New Delhi: "Plastic" has been declared the children's word of the year as it is most commonly used by them, indicating that they are aware about the hazards of plastic pollution, according to Oxford University Press.
The Oxford University Press analysed short stories submitted to BBC Radio 2's 500 Words competition.
Plastic, the ocean, Emmeline Pankhurst, Donald Trump, Brexit, Korea, Grenfell Tower, unicorns, slime and computer game Fortnite are some of the people and subjects that influence British children's creativity and use of language, says a report published today by Oxford University Press (OUP).
Plastic is the Oxford Children's Word of the Year because of its significant increase in use in the competition (a total rise of more than 100 per cent on the 2017 competition).

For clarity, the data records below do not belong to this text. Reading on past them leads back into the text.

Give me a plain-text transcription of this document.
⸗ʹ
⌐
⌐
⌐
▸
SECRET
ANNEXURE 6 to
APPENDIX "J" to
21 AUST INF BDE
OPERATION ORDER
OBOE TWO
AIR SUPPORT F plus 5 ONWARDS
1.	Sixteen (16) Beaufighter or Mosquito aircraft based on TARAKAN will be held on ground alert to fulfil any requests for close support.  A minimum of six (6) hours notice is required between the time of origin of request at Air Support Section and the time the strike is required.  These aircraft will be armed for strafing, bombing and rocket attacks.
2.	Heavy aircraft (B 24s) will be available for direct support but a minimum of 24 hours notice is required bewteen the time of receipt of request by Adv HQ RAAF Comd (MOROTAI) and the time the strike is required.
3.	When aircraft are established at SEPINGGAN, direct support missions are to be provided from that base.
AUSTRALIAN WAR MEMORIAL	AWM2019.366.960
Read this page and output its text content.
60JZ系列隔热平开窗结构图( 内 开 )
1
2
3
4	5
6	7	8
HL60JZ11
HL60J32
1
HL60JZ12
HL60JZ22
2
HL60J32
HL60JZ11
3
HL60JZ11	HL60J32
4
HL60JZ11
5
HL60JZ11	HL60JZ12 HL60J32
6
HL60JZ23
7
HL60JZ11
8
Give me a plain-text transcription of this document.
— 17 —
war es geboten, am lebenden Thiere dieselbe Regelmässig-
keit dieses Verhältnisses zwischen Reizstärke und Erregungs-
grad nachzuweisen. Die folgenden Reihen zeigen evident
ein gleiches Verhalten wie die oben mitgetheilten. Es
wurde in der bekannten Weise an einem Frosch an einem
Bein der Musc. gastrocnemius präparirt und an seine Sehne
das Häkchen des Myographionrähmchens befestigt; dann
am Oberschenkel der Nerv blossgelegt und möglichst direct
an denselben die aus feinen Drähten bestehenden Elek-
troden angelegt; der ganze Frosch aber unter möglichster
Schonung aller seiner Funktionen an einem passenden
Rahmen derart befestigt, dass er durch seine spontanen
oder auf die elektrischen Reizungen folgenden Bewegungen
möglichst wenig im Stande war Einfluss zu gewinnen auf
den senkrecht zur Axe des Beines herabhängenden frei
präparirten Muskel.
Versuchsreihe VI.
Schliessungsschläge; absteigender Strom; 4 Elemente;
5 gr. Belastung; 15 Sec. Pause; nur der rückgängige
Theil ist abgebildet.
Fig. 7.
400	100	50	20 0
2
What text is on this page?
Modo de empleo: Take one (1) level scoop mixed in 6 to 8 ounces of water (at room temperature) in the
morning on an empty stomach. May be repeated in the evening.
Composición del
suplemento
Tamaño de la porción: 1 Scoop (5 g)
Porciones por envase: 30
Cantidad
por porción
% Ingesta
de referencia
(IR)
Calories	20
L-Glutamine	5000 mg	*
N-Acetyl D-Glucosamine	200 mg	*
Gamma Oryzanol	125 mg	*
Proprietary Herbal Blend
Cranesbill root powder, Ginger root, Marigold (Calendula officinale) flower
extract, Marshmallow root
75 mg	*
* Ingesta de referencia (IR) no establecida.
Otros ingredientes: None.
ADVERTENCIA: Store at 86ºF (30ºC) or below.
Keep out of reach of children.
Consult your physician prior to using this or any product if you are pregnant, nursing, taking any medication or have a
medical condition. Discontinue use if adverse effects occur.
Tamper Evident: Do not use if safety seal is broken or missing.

Children use plastic in their stories in an emotive way to convey their understanding of the damage pollution is causing to marine life, drawing on their creativity and imagination to deliver powerful descriptive imagery in stories, with titles such as The Plastic Shore, The Mermaid's Plastic Mission and The Evil Mr Plastic, OUP said in a statement.
Vineeta Gupta, head of Children's Dictionaries at OUP, was quoted in the statement as saying: "Children have shown they are acutely aware of the impact plastic has on our environment and how it will affect their own future. They have used their stories to devise imaginative ways to combat this issue and bring about change in their world."
Last year, Trump was the Children's Word of the Year. This year, US president Donald Trump took the top spot for famous people mentioned for the second year in succession.
Santa and Cinderella remain the most used fictional characters as in all other years of the competition.
Of the political words/names which have grown most in frequency of use since 2017, Brexit tops the list with an increase of 182 per cent. It is mainly mentioned as an item on the news, or as a boring topic of conversation.